Indexes

What is an Index

An index is a specific structure that organizes a reference to your data that makes it easier to look up. In Postgres it is a copy of the item you wish to index combined with a reference to the actual data location. When accessing data, Postgres will either use some form of an index if it exists or a sequential scan. A sequential scan is when it searches over all of the data before returning the results.

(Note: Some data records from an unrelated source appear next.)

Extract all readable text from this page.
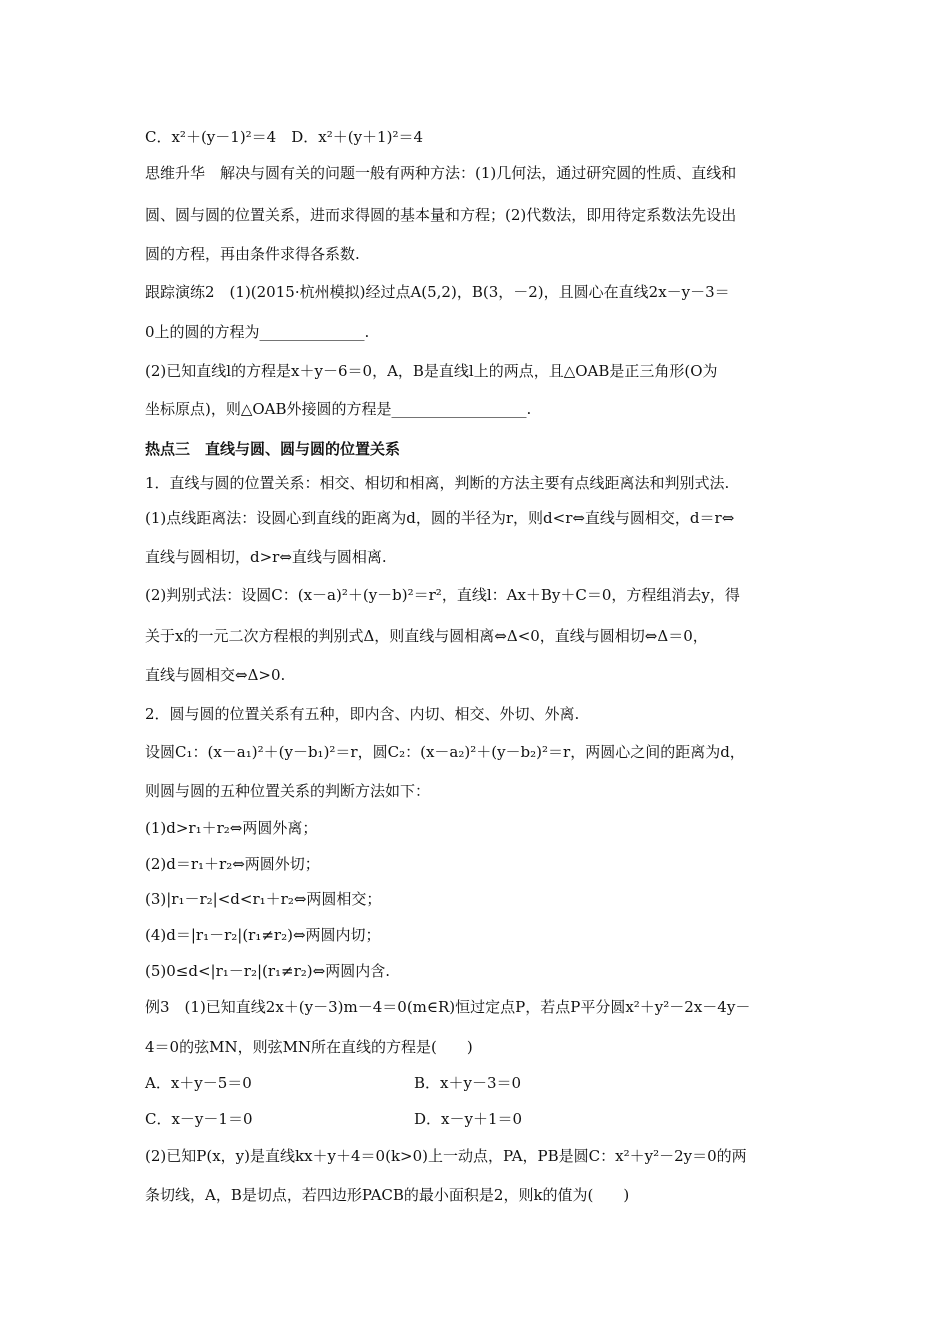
C．x²＋(y－1)²＝4　D．x²＋(y＋1)²＝4
思维升华　解决与圆有关的问题一般有两种方法：(1)几何法，通过研究圆的性质、直线和
圆、圆与圆的位置关系，进而求得圆的基本量和方程；(2)代数法，即用待定系数法先设出
圆的方程，再由条件求得各系数.
跟踪演练2　(1)(2015·杭州模拟)经过点A(5,2)，B(3，－2)，且圆心在直线2x－y－3＝
0上的圆的方程为______________.
(2)已知直线l的方程是x＋y－6＝0，A，B是直线l上的两点，且△OAB是正三角形(O为
坐标原点)，则△OAB外接圆的方程是__________________.
热点三　直线与圆、圆与圆的位置关系
1．直线与圆的位置关系：相交、相切和相离，判断的方法主要有点线距离法和判别式法.
(1)点线距离法：设圆心到直线的距离为d，圆的半径为r，则d<r⇔直线与圆相交，d＝r⇔
直线与圆相切，d>r⇔直线与圆相离.
(2)判别式法：设圆C：(x－a)²＋(y－b)²＝r²，直线l：Ax＋By＋C＝0，方程组消去y，得
关于x的一元二次方程根的判别式Δ，则直线与圆相离⇔Δ<0，直线与圆相切⇔Δ＝0，
直线与圆相交⇔Δ>0.
2．圆与圆的位置关系有五种，即内含、内切、相交、外切、外离.
设圆C₁：(x－a₁)²＋(y－b₁)²＝r，圆C₂：(x－a₂)²＋(y－b₂)²＝r，两圆心之间的距离为d，
则圆与圆的五种位置关系的判断方法如下：
(1)d>r₁＋r₂⇔两圆外离；
(2)d＝r₁＋r₂⇔两圆外切；
(3)|r₁－r₂|<d<r₁＋r₂⇔两圆相交；
(4)d＝|r₁－r₂|(r₁≠r₂)⇔两圆内切；
(5)0≤d<|r₁－r₂|(r₁≠r₂)⇔两圆内含.
例3　(1)已知直线2x＋(y－3)m－4＝0(m∈R)恒过定点P，若点P平分圆x²＋y²－2x－4y－
4＝0的弦MN，则弦MN所在直线的方程是(　　)
A．x＋y－5＝0	B．x＋y－3＝0
C．x－y－1＝0	D．x－y＋1＝0
(2)已知P(x，y)是直线kx＋y＋4＝0(k>0)上一动点，PA，PB是圆C：x²＋y²－2y＝0的两
条切线，A，B是切点，若四边形PACB的最小面积是2，则k的值为(　　)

Advantages and Disadvantages

Indexes are great for accessing your data faster. In most cases adding an index to a column will allow you to query the data faster. However, the trade off is that for each index you have you will insert data at a slower pace. Essentially when you insert your data with an index it must write data to two places as well as maintain the sort on the index as you insert data. Certain indexes additionally will be more effective than others, such as indexes on numbers or timestamps (text is expensive).

Indexes in action

Lets jump straight to it and create an index on the given table:

http://f.cl.ly/items/2I0a2u3z1x1Q0h2t3f1M/Untitled%202.png
CREATE INDEX idx_salary ON employees(salary);

You can create an index on one or many columns at a time. If you commonly filter against multiple columns in your database you can create your indexes against both columns:

CREATE INDEX idx_salary ON employees(last_name, salary);

Tips

Create Index Concurrently

When Postgres creates your index, similar to other databases, it holds a lock on the table while its building the index. For smaller datasets this can be quite quick, but often by the time your adding an index it has grown to a large amount of data. This means that to get performance improvements you must essentially experience downtime, at least for that table. Postgres has the ability to create this index without locking the table. By using CREATE INDEX CONCURRENTLY your index will be built without a long lock on the table while its built. An example use would be:

CREATE INDEX CONCURRENTLY idx_salary ON employees(last_name, salary);

When your index is smarter than you

In all cases an index will not be be used by Postgres. Most of the time you should trust Postgres to do the right thing. An example case is when your query returns a large percentage of the data that exists in a table, it may not use the index. This is because it is easiest to scan the table once, versus using the index then making additional lookups.

Count

One other case for Postgres that is currently costly due to sequential scans is count(*). There is not another way for Postgres to count the rows in a result set other than doing the full scan of the data.

Foreign Keys and Indexes

Some ORMs when they create Foreign Keys will also create an index for you. Its of note that Postgres does not automatically create an index when creating the foreign key, it is a separate step which you must do if not using an ORM.

Further Reading

If you’re looking for further reading I’d highly recommend checking out the book PostgreSQL 9.0 High Performance. Greg Smith, the author, is a personal friend and knows Postgres Performance extremely well, there’s not a more definitive reference for postgres performance.